Dans tous les secteurs de l’économie on trouve des entreprises qui se servent de ce stratagème, et notre documentaire s’intéresse plus particulièrement au domaine de la finance, ce secteur économique qui consiste à gérer l’argent d’autrui pour l’investir et ainsi dégager du profit. Le secteur de la finance a ainsi besoin d’apparaître comme un secteur qui s’occupe lui aussi de l’avenir de la planète, et investit l’argent qu’il reçoit de ses clients avec conscience et responsabilité. Ce que montre le documentaire est qu’il n’a pas besoin que cela soit effectivement le cas, il a besoin que cela paraisse effectivement le cas.
Pour cela il doit communiquer sur le fait qu’il sait se tenir, qu’il est bien réglé. Des critères de bon investissement (notation ESG), le recours à des agences de notation indépendantes pour évaluer les investissements selon ces critères, semblent montrer qu’il y a bien un progrès important.

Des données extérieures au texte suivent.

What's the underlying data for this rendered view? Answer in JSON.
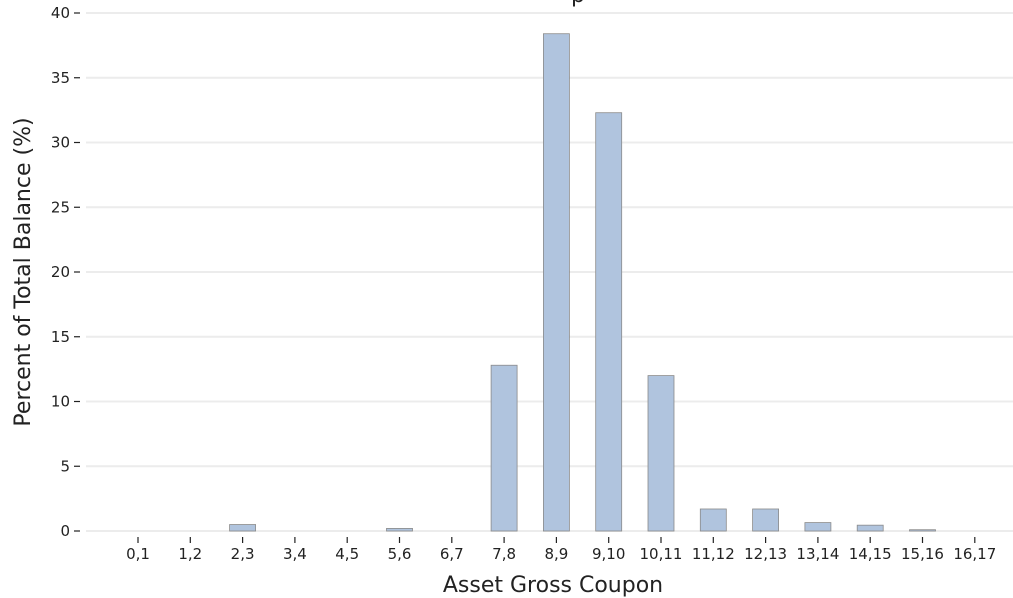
{
  "chart_data": {
    "type": "bar",
    "title": "p",
    "xlabel": "Asset Gross Coupon",
    "ylabel": "Percent of Total Balance (%)",
    "categories": [
      "0,1",
      "1,2",
      "2,3",
      "3,4",
      "4,5",
      "5,6",
      "6,7",
      "7,8",
      "8,9",
      "9,10",
      "10,11",
      "11,12",
      "12,13",
      "13,14",
      "14,15",
      "15,16",
      "16,17"
    ],
    "values": [
      0,
      0,
      0.5,
      0,
      0,
      0.2,
      0,
      12.8,
      38.4,
      32.3,
      12.0,
      1.7,
      1.7,
      0.65,
      0.45,
      0.1,
      0
    ],
    "ylim": [
      0,
      40
    ],
    "yticks": [
      "0",
      "5",
      "10",
      "15",
      "20",
      "25",
      "30",
      "35",
      "40"
    ],
    "grid": true,
    "colors": {
      "bar_fill": "#b0c4de",
      "bar_edge": "#8a8a8a",
      "grid": "#ececec",
      "text": "#222222"
    }
  }
}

Or le document va prendre deux exemples d’entreprises « bien notées » par ces procédures, et qui pourtant ont un passif environnemental très important :
– l’entreprise UMICORE
– l’entreprise MAJID AL FUTTAIM.
UMICORE prétend être au coeur de la transition énergétique et du passage aux énergies renouvelables, mais elle a réussi à faire oublier que son activité principale, au cours du Xxème siècle, a créé des désastres écologiques dont les conséquences catastrophiques (contamination de larges zones géographiques, cancers) se font toujours sentir.
MAJID AL FUTTAIM prétend être une chaîne de centres commerciaux responsables, et a reçu une labellisation en ce sens, alors même qu’elle installe des pistes de ski en plein milieu du désert… avec des pingouins dedans. L’intervention du directeur des installations de ski est particulièrement éclairante. On voit que son métier consiste notamment à débiter un discours convenu sur l’écologie et la soutenabilité de ce projet alors même que ses pieds sont dans la neige, et qu’il fait 45 degrés dehors !
Enfin le documentaire prend l’exemple d’une ancienne responsable d’une grande banque chargée par celle-ci de mettre en place un fond vert, et qui se fait mettre à la porte dès qu’elle s’efforce de vraiment mettre au point des critères de classement solide.
La notion philosophique de justice est au coeur de ce documentaire, ou plus exactement, c’est la notion d’injustice qui est au coeur de ce documentaire. Il est une terrible illustration des paroles de Glaucon dans la République de PLATON : il semblerait que pour bien des hommes puissants sur cette terre, l’important ce n’est pas d’être juste, c’est de paraître juste tout en pratiquant impunément l’injustice.